An artist rendering of the future South Brooklyn Marine Terminal, transformed into a major hub for wind turbine construction.
Artist rendering courtesy Equinor

New York City is moving to become one of the largest port facilities for offshore wind farm parts in the United States.

Mayor Eric Adams announced on Thursday that the South Brooklyn Marine Terminal will be upgraded to handle very large and specific offshore wind turbine construction parts.

The Empire Wind project and Beacon Wind offshore wind farm projects, both of which will be located in the Atlantic Ocean off Long Island, will source materials from the newly upgraded terminal.

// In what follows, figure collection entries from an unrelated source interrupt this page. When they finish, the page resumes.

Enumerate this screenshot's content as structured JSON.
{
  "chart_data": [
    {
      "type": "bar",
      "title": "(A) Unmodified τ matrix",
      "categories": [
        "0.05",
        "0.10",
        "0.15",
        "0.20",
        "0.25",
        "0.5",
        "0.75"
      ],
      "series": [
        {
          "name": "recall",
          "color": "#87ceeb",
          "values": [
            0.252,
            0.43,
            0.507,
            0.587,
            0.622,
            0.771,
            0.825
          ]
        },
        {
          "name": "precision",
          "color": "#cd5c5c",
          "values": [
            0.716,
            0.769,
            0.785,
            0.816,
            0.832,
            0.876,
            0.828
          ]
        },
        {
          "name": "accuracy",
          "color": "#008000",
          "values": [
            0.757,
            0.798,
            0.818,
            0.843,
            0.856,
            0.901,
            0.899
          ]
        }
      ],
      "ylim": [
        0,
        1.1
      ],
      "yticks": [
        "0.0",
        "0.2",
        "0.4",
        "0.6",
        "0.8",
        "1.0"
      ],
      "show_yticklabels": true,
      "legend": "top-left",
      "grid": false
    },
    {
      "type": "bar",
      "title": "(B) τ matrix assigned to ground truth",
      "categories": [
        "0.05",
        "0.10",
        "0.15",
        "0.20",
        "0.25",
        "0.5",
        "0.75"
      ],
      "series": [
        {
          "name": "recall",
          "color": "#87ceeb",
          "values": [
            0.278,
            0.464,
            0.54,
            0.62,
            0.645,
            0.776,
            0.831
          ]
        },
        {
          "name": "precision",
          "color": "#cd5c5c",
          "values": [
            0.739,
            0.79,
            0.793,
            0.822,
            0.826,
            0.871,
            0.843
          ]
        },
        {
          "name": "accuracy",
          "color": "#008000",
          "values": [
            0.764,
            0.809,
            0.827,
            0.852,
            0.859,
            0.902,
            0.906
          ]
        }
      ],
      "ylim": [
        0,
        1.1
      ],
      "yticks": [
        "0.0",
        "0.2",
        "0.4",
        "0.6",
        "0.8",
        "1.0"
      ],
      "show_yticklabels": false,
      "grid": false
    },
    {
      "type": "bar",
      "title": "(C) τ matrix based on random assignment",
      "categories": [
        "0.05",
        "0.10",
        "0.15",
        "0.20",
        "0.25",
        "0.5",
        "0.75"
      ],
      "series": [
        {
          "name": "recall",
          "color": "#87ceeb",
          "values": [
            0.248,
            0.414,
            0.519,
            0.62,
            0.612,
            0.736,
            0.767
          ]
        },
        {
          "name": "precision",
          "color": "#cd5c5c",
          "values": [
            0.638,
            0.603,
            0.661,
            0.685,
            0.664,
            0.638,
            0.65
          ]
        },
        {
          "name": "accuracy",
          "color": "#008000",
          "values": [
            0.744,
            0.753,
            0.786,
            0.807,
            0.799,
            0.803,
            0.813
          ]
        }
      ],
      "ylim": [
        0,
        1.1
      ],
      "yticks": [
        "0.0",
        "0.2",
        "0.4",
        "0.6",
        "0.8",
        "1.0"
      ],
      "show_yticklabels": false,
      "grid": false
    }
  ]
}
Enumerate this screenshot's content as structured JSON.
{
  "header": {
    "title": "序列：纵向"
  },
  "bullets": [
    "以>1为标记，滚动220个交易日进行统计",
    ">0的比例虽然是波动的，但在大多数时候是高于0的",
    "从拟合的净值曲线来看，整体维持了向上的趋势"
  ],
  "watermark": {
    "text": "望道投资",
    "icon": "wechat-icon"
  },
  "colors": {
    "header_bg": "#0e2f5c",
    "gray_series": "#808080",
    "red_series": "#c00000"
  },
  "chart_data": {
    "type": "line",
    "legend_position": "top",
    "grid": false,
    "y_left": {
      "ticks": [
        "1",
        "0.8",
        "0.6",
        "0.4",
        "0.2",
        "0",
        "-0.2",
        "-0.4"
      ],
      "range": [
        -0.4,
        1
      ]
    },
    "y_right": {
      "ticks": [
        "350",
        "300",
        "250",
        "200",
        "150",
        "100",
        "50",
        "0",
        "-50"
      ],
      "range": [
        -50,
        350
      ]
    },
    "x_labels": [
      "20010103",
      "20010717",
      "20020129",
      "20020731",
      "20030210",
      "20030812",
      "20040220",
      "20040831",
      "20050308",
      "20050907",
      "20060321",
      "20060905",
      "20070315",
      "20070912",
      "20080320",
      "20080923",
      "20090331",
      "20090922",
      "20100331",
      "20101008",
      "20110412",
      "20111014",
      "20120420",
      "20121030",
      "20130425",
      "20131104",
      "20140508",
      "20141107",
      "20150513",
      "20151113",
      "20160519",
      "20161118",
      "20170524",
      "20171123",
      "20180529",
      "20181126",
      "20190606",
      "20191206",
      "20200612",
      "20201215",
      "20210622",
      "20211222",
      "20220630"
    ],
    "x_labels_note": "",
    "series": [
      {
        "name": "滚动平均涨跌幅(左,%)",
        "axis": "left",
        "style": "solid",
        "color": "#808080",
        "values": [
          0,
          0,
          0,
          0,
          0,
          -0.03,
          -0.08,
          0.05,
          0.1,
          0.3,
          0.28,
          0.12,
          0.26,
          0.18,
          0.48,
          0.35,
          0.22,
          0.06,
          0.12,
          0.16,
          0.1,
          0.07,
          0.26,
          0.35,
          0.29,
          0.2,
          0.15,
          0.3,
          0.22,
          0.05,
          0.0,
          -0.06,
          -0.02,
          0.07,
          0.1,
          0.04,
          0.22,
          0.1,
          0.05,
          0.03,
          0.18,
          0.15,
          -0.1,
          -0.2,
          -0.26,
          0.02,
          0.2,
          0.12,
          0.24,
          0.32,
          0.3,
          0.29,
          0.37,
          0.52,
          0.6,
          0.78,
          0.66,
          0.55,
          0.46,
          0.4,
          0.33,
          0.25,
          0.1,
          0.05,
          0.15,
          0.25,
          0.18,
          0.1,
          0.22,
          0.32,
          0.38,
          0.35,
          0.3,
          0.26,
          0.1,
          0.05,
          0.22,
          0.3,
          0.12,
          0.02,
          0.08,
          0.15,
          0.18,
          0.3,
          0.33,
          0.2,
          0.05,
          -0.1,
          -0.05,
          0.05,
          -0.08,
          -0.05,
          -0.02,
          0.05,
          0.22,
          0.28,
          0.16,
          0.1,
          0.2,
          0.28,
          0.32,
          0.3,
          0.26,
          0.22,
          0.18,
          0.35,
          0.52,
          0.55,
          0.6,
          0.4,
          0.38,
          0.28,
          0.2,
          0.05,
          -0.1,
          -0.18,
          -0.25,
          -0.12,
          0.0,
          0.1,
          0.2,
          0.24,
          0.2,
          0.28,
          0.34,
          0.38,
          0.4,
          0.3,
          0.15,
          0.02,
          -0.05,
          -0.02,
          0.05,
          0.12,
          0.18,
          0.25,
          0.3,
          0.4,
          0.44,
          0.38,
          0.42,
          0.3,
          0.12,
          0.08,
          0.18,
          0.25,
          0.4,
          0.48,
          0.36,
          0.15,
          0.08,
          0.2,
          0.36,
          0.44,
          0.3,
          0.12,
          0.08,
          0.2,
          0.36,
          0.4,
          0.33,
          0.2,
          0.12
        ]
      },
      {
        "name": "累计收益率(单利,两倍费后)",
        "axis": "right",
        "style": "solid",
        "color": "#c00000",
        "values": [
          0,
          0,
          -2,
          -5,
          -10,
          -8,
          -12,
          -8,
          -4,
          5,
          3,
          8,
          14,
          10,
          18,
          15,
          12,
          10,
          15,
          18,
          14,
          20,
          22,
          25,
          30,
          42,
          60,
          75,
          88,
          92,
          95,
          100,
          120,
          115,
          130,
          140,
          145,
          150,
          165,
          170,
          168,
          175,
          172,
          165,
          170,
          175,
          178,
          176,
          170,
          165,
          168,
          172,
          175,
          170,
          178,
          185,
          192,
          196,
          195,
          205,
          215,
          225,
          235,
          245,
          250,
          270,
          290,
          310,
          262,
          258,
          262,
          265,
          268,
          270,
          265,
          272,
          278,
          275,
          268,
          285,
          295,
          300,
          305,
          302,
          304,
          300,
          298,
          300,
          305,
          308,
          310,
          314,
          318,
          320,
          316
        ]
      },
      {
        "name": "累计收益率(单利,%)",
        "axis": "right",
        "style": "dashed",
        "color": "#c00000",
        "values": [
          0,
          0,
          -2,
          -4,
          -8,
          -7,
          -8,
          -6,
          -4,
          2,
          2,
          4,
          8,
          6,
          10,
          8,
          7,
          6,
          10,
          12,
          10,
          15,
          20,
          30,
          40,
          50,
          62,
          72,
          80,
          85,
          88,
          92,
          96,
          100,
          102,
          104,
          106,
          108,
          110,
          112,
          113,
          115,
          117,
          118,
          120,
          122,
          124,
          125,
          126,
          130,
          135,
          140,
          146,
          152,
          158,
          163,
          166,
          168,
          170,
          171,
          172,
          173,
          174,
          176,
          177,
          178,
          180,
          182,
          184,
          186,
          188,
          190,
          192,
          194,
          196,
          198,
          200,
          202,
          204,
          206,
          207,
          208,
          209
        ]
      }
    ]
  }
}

A map showing the location of future wind turbines, the Empire Wind and Beacon Wind projects.
Map courtesy Equinor

The New York City Economic Development Corporation has secured Equinor, a wind-developer company, to execute the build-out.

Equinor said it will spend between $200 million and $250 million in infrastructure upgrades to retrofit the port hub.

The development of the South Brooklyn Marine Terminal is part of a 15-year plan announced in the fall of 2021 to make New York City a major hub for the offshore wind industry. That plan will cost New York $191 million in total, the city said in September.

An artist rendering of the future South Brooklyn Marine Terminal, equipped to handle the large component parts to make offshore wind turbines.

To do the work, New York City Economic Development Corporation will advise Equinor on training local members of the community.

"This site will be the launch of a whole new industry for New York City that will support 13,000 local jobs over time, generate $1.3 billion in average annual investment citywide, and significantly reduce our carbon footprint so that we can meet our climate goals of 100 percent clean electricity by 2040," Adams said in a statement announcing the deal. The port itself will encompass 1,000 of those jobs.

"This is a transformative moment for New York City and our clean energy future — a future of sustainable power, good-paying jobs, and climate justice," Adams said.

The new port aims to grant 30% hire of its sub-contracts from minority- and women-owned business enterprise contractors based in and registered with New York City or New York State, according to a statement published about the plan.

New York State and New York City have pledged to get 70% of their electricity from renewables, such as wind and solar, by 2030.